超图上的装填与覆盖问题能统一而优美地描述绝大多数组合最优化问题，能导出深刻的数学理论并产生深远的实际影响，是现代离散数学中综合研究Min-Max定理、多面体组合学、图论和算法理论等重要内容的中心之一。但一般情形下，超图上的装填问题和覆盖问题都是NP-难的，因此除非P=NP，否则超图上的装填或覆盖问题均不能在多项式时间之内解决。本项目的主要目的是研究超图上装填与覆盖问题的对偶整数性质及其相关问题的有效算法设计。本项目拟从计算复杂性和多面体组合学角度，研究特定条件下满足TDI或Box-TDI系统的超图; 提出基于对偶整数性质的有效算法；导出若干Min-Max定理。本项目属于国际上核心而前沿的研究方向，需要综合应用复杂性理论、多面体组合学、图论和算法理论等学科的理论与技巧。预期获得的结论可为部分离散结构的刻画提供理论依据，有助于对相关重要优化问题的求解设计有效算法。

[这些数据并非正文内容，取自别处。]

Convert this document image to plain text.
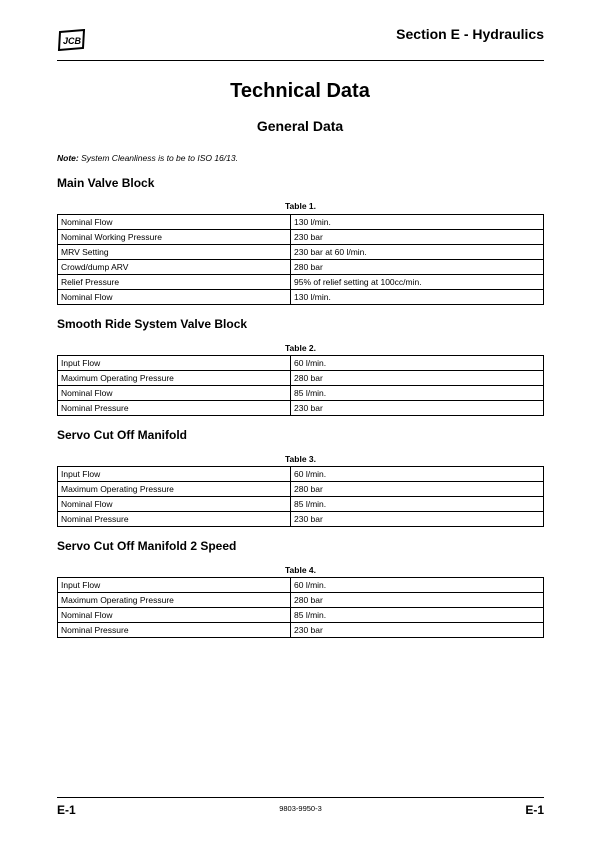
JCB	Section E - Hydraulics
Technical Data
General Data
Note: System Cleanliness is to be to ISO 16/13.
Main Valve Block
Table 1.
Nominal Flow	130 l/min.
Nominal Working Pressure	230 bar
MRV Setting	230 bar at 60 l/min.
Crowd/dump ARV	280 bar
Relief Pressure	95% of relief setting at 100cc/min.
Nominal Flow	130 l/min.
Smooth Ride System Valve Block
Table 2.
Input Flow	60 l/min.
Maximum Operating Pressure	280 bar
Nominal Flow	85 l/min.
Nominal Pressure	230 bar
Servo Cut Off Manifold
Table 3.
Input Flow	60 l/min.
Maximum Operating Pressure	280 bar
Nominal Flow	85 l/min.
Nominal Pressure	230 bar
Servo Cut Off Manifold 2 Speed
Table 4.
Input Flow	60 l/min.
Maximum Operating Pressure	280 bar
Nominal Flow	85 l/min.
Nominal Pressure	230 bar
E-1	9803-9950-3	E-1
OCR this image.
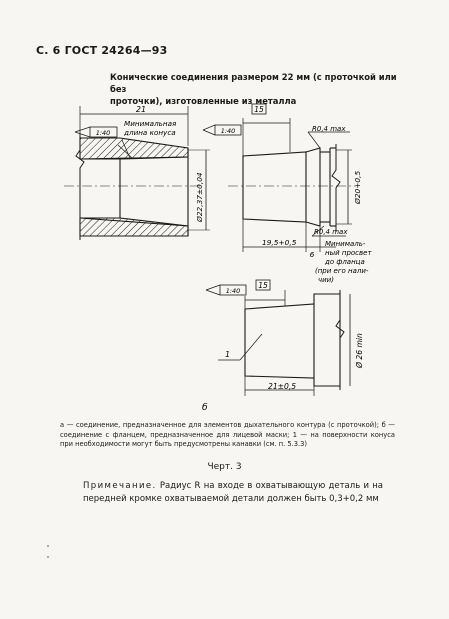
С. 6 ГОСТ 24264—93
Конические соединения размером 22 мм (с проточкой или без
проточки), изготовленные из металла
21
1:40
Минимальная
длина конуса
Ø22,37±0,04
15
1:40	R0,4 max
R0,4 max
Ø20+0,5
19,5+0,5
6
Минималь-
ный просвет
до фланца
(при его нали-
чии)
1:40
15
Ø 26 min
21±0,5
1
б

а — соединение, предназначенное для элементов дыхательного контура (с проточкой); б — соединение с фланцем, предназначенное для лицевой маски; 1 — на поверхности конуса при необходимости могут быть предусмотрены канавки (см. п. 5.3.3)

Черт. 3
Примечание. Радиус R на входе в охватывающую деталь и на передней кромке охватываемой детали должен быть 0,3+0,2 мм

本项目基于超图结构的对偶整数性理论，研究与之相关的装填与覆盖问题和一些关系紧密的组合最优化问题，发展了算法，刻画了所涉及问题的结构，得到了以下结果：1. 刻画了孟格图（Mengerian graphs）的结构并设计了多项式时间算法求解孟格图上的装填与覆盖问题，作为副产品，给出了求解二部图上带权重的顶点覆盖问题的新算法；2. 研究了NP-难边覆盖装填问题（edge cover packing problem（ECPP））的松弛问题：分数边覆盖装填问题（fractional edge cover packing problem (FECPP)），对该问题给出了基于组合结构的多项式时间算法；3. 研究了经典平行机排序问题加工时间为满足整除关系下的多项式时间算法可解性，刻画了一个组合性质，并利用其设计了多项式时间算法求解此特殊情形，并根据该组合性质为一般情形设计了一个3/2近似算法。为相关的一些带有装填或覆盖性质问题的NP-难问题设计基于多项式可解性特殊结构的近似算法，提供了新思路。装填与覆盖往往以隐秘的方式出现在组合最优化问题中，本项目组的结果表明，用装填与覆盖的眼光看待组合最优化问题，并刻画相应的结构，得到特殊情形下的多项式时间算法是针对NP-难问题求解的重要基础，对设计好的近似算法至关重要。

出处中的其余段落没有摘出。